We conclude by providing the reader with an outlook on a hot research topic involving circular statistics, namely the protein structure prediction problem from structural bioinformatics. Predicting the correct three-dimensional structure of a protein given its one-dimensional protein sequence is seen as a holy grail problem. A protein consists of a sequence of amino acids, which essentially defines its three-dimensional shape and dynamic behaviour. Understanding the protein structure at local level represents a key component, and this local structure is adequately described using pairs of dihedral angles per amino acid. In recent years, researchers have made important progresses in this domain by recognizing that these pairs of angles are best described as data on the product space of two circles (a torus) and using the appropriate statistical techniques[3]. Improving further the state-of-the-art statistical tools is very likely to lead to significant further progress in this passionating problem. We hope to have convinced the reader of the usefulness and need to view appropriate biomedical and biological data as observations on the circle. For further reading, we refer the reader to the by now classical book Jammalamadaka & SenGupta[4],as well as to the recent monographs Pewsey et al. [5], focusing on using the software R for dealing with circular data, and Ley & Verdebout [6] which provides an up-to-date account on modern methodologies in the field of directional statistics.
References
- Mardia KV, Jupp PE (2000) Directional Statistics. Wiley, New York, USA.
- Mooney JA, Helms PJ, Jolliffe IT (2003) Fitting mixtures of von Mises distributions: a case study involving sudden infant death syndrome. Computational Statistics and Data Analysis 41: 505-513.
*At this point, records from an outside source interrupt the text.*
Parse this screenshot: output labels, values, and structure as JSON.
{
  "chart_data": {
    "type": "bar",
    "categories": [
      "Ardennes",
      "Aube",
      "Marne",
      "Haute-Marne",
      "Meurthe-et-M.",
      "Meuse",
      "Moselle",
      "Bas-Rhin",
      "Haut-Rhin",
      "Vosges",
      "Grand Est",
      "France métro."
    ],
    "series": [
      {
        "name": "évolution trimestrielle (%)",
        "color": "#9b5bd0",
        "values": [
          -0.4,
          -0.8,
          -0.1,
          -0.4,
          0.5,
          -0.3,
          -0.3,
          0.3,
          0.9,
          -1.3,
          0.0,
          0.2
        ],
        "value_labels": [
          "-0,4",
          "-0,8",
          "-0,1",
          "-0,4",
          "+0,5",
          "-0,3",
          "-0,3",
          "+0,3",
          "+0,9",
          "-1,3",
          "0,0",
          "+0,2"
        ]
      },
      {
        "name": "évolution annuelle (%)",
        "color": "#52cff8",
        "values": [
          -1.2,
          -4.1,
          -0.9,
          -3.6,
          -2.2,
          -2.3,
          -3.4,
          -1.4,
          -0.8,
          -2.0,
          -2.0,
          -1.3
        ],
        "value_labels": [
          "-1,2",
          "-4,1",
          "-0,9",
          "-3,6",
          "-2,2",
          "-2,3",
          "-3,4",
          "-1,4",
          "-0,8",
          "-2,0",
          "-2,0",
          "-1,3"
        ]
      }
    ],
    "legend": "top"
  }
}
- Hamelryck T, Mardia K, Ferkinghoff Borg J (2012) Bayesian Methods in Structural Bioinformatics. Springer.
- Jammalamadaka SR, SenGupta A (2001) Topics in Circular Statistics. World Scientific, Singapore.
- Pewsey A, Neuhauser M, Ruxton GD (2013) Circular Statistics in R. Oxford University Press, UK.
- Ley C, Verdebout T (2017) Modern Directional Statistics. Chapman & Hall/CRC Press, Boca Raton, USA.